The first thing I always do when confronted with a performance problem is to profile the application as best I can. Apple gives you a great set of tools for doing this within Instruments, so that's the first place to look. In particular, the new OpenGL ES Analyzer gives you a great view into your OpenGL ES rendering pipeline.
In my case, it made apparent that the bottleneck here is clearly the fragment shaders for my various rendering steps. This is also obvious when you zoom in on a model and the rendering slows down due to the greater number of pixels that need to be drawn.
Another tool in my shader tuning arsenal is the PVRUniSCo Editor put out by Imagination Technologies as part of their free PowerVR SDK. The PowerVR SGX series of GPUs are what power the current iterations of the iOS devices, and the PVRUniSCo Editor gives you the ability to load in your shaders and get a line-by-line readout of the number of cycles on the GPU that will be required to execute that part of your shader code. A more accurate whole-shader estimate is provided for the best- and worst-case number of cycles that would be used when running your shader. This pointed out several inefficient areas in my shaders (vector arithmetic being done in the wrong order, etc.), and highlighted the most expensive calculations I was performing.
As a result, one of the first optimizations I undertook was to precalculate many of the lighting values for my sphere impostors. This was inspired by Aras Pranckevičius' article on iOS shader tuning, where he found that storing commonly calculated values in a texture and looking them up was far faster than recalculating those same values over and over again. I was able to boost my sphere rendering performance by about 20% in this manner.
Another significant improvement came from using branching in my shaders to avoid performing expensive calculations in cases where a fragment would be ignored. I was under the impression that all forms of branching in shaders were terrible, but by applying this early-bailout testing here to avoid these later calculations, I was able to improve rendering performance by 40%.
One last interesting optimization was the use of Grand Central Dispatch to manage my rendering operations. I needed a solid, performant way to ensure that all rendering operations using the same OpenGL ES context would never execute at the same time on multiple threads. In the previous version of Molecules, I had done this by making every OpenGL call run on the main thread. This was not a good solution, and it became even worse with the longer frame rendering times of this new engine.

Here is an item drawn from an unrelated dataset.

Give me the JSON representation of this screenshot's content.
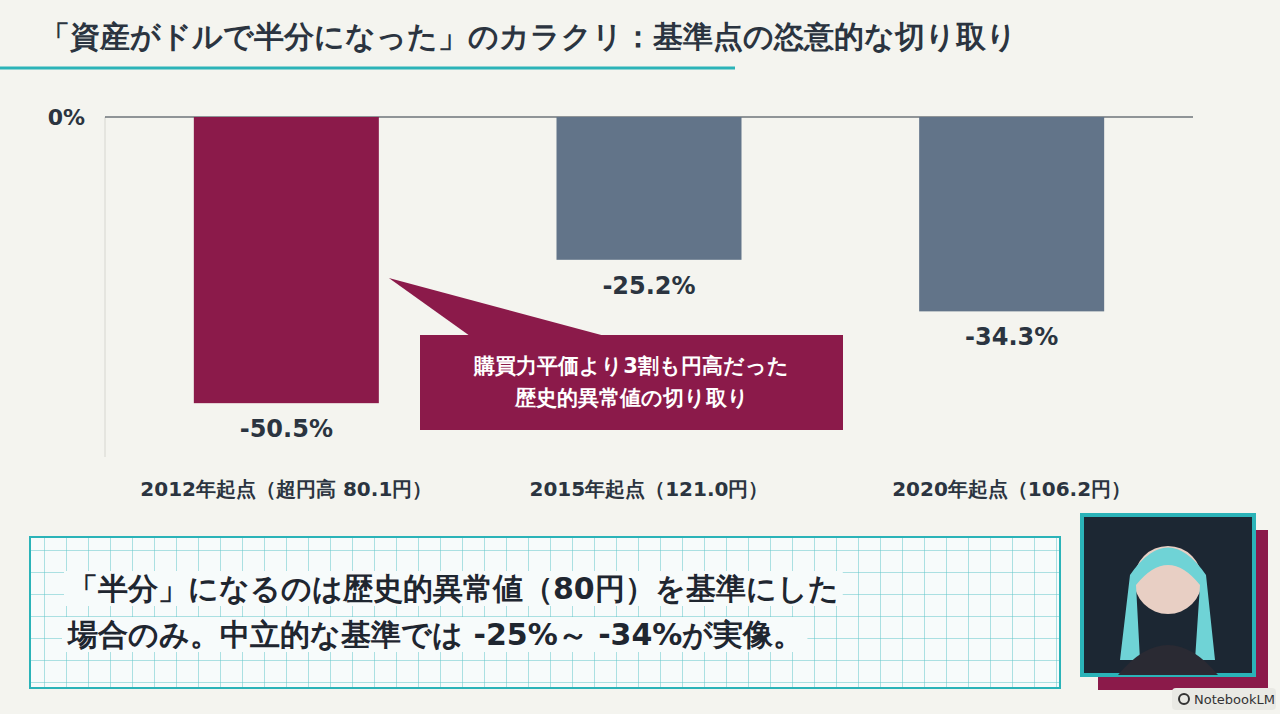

Instead, I created a GCD dispatch queue that would only execute one item at a time, but would run these items on a background thread, and wrapped every operation that touched the OpenGL ES context in a block to be performed on this dispatch queue. By moving these operations from the main thread, performance increased by 10-20% on most devices. On the iPad 2, however, performance jumped by nearly 50%. I'm guessing that fully utilizing that second processor core on the iPad 2 really helped here.
As I said, I'm only just getting started with the performance tuning of this new renderer. Because this is a lot more complex than the old fixed-function renderer, there are many more ways of optimizing this.
Again, I highly recommend reading the paper by Tarini, et al. to see the original description of this rendering technique, as well as some of the math that I may have skipped over here. Hopefully, by going between this overview, their math, and the published Molecules code, you should be able to see how this application operates.
I'm incredibly happy that I was finally able to make this rendering model work. It took a few months to pull together once I understood the basic concepts, and I think it was definitely worth the effort.